Things in your relationship. The fire and excitement in your relationship may have died because you were too comfortable or complacent with one other, making things more of a habit than an act of love. You begin to resemble brothers or friends rather than lovers. Being too comfortable with each other removes the excitement and romance from the relationship, making it monotonous and ordinary. When couples do the same things over and over, they stop growing as individuals and as partners. Change up your routine and spice up your relationship. There are things and interests you may pursue independently to help you grow as a person, and things you can pursue jointly to help you bond. Allowing your spouse or partner his or her own space to do his or her own thing or enjoy the company of his or her friends is crucial, but it is equally important to spend time alone with each other on regular dates or vacations to bond and build new and exciting memories.

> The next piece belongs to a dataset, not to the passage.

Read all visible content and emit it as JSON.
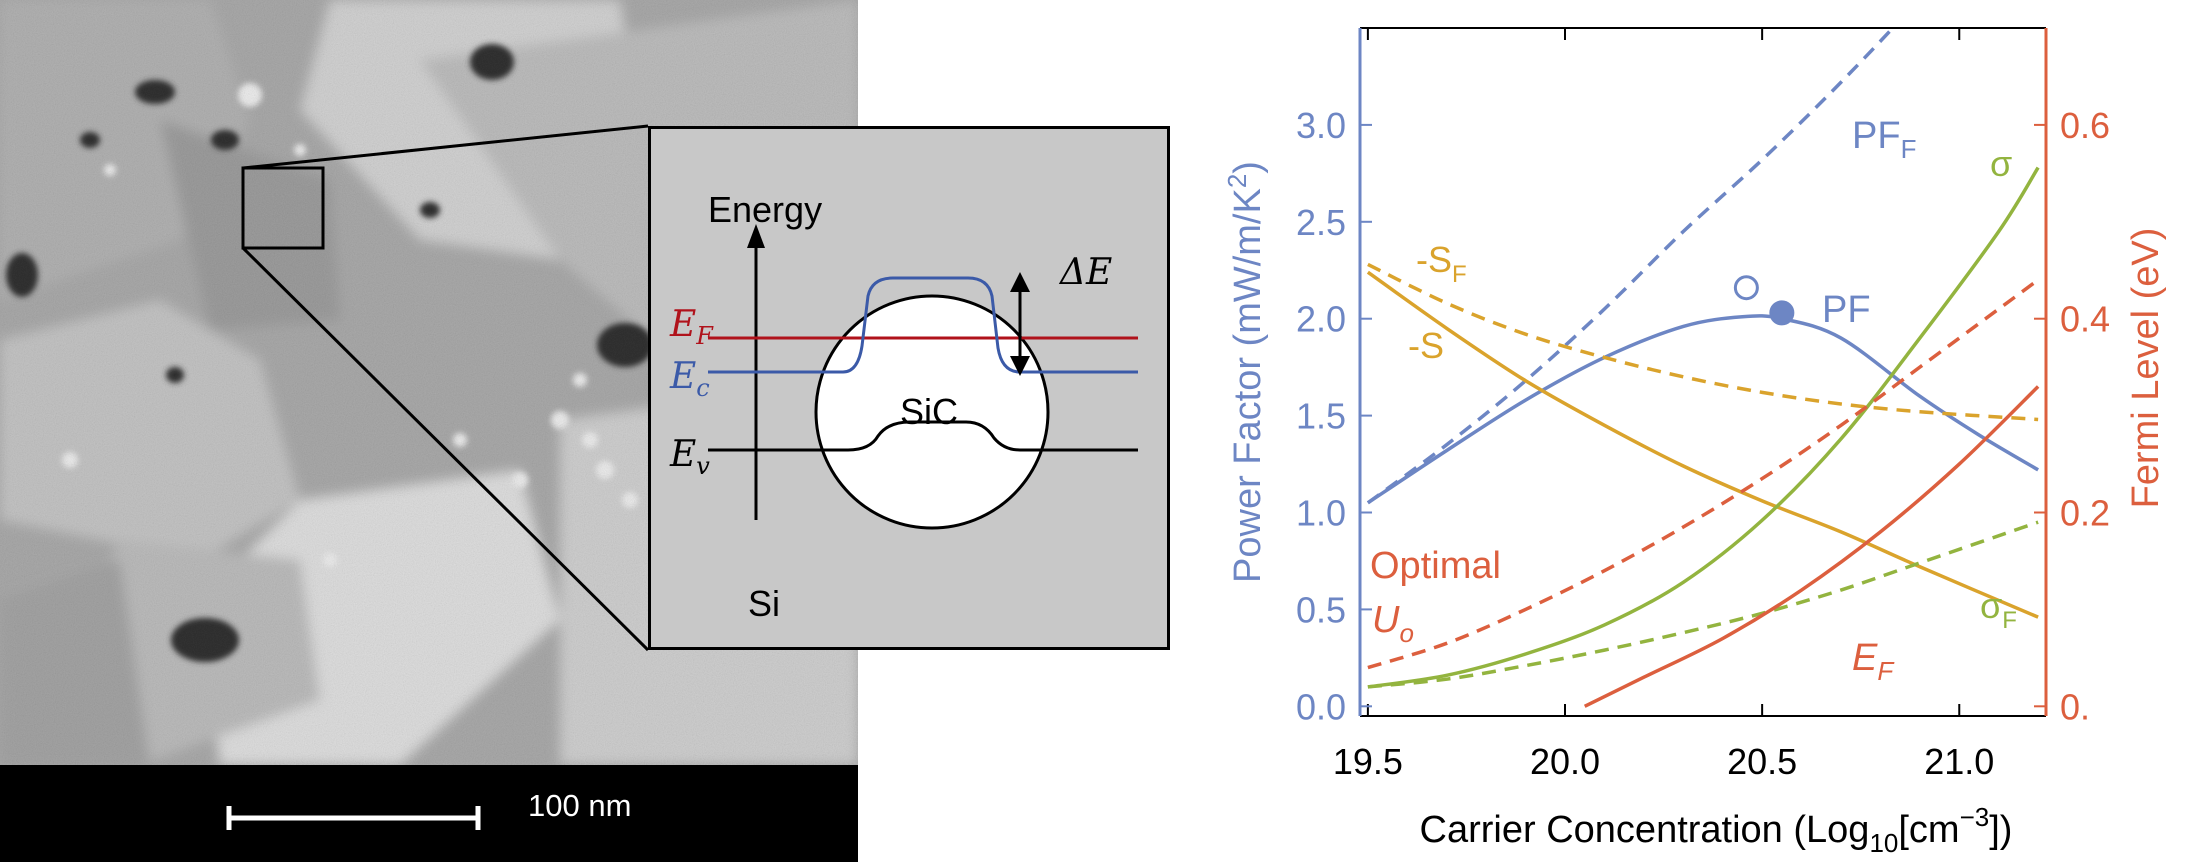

Intimacy and sex are lacking. Life can become so hectic and stressful that couples may find themselves too preoccupied or stressed for intimacy or sex, which is never a healthy thing in a relationship. Couples need to connect intimately, emotionally and physically, and sex is the best way to do it. Sex in a long-term relationship may dry up, and couples tend to have less sex with time. Couples should work together to avoid this. One of the reasons why partnerships collapse is a lack of closeness or sexual dissatisfaction. When couples stop having sex, they feel distant and distanced from one another, making them vulnerable to infidelity. It is ideal for couples to maintain an active sex life in order to keep the connection alive and intriguing. Although it is crucial to establish an intimate connection with your relationship through regular sex, couples should be aware that putting pressure on their spouse or partner to engage in frequent sex is not a good idea. You don’t have to have sex every day, but studies show that having sex once a week is optimum and sufficient to retain that personal connection between couples. There are many obstacles to overcome, such as tension at work, stress in everyday life, caring for children, and a state when you are not in the mood for sex, but the frequency and timing of having sex should be discussed and arranged, just like any other issue in your relationship. In every romantic relationship, intimate connection via sex is essential, and when partners do not have adequate connection through sex, they must take action to resolve the issue in order to save the relationship.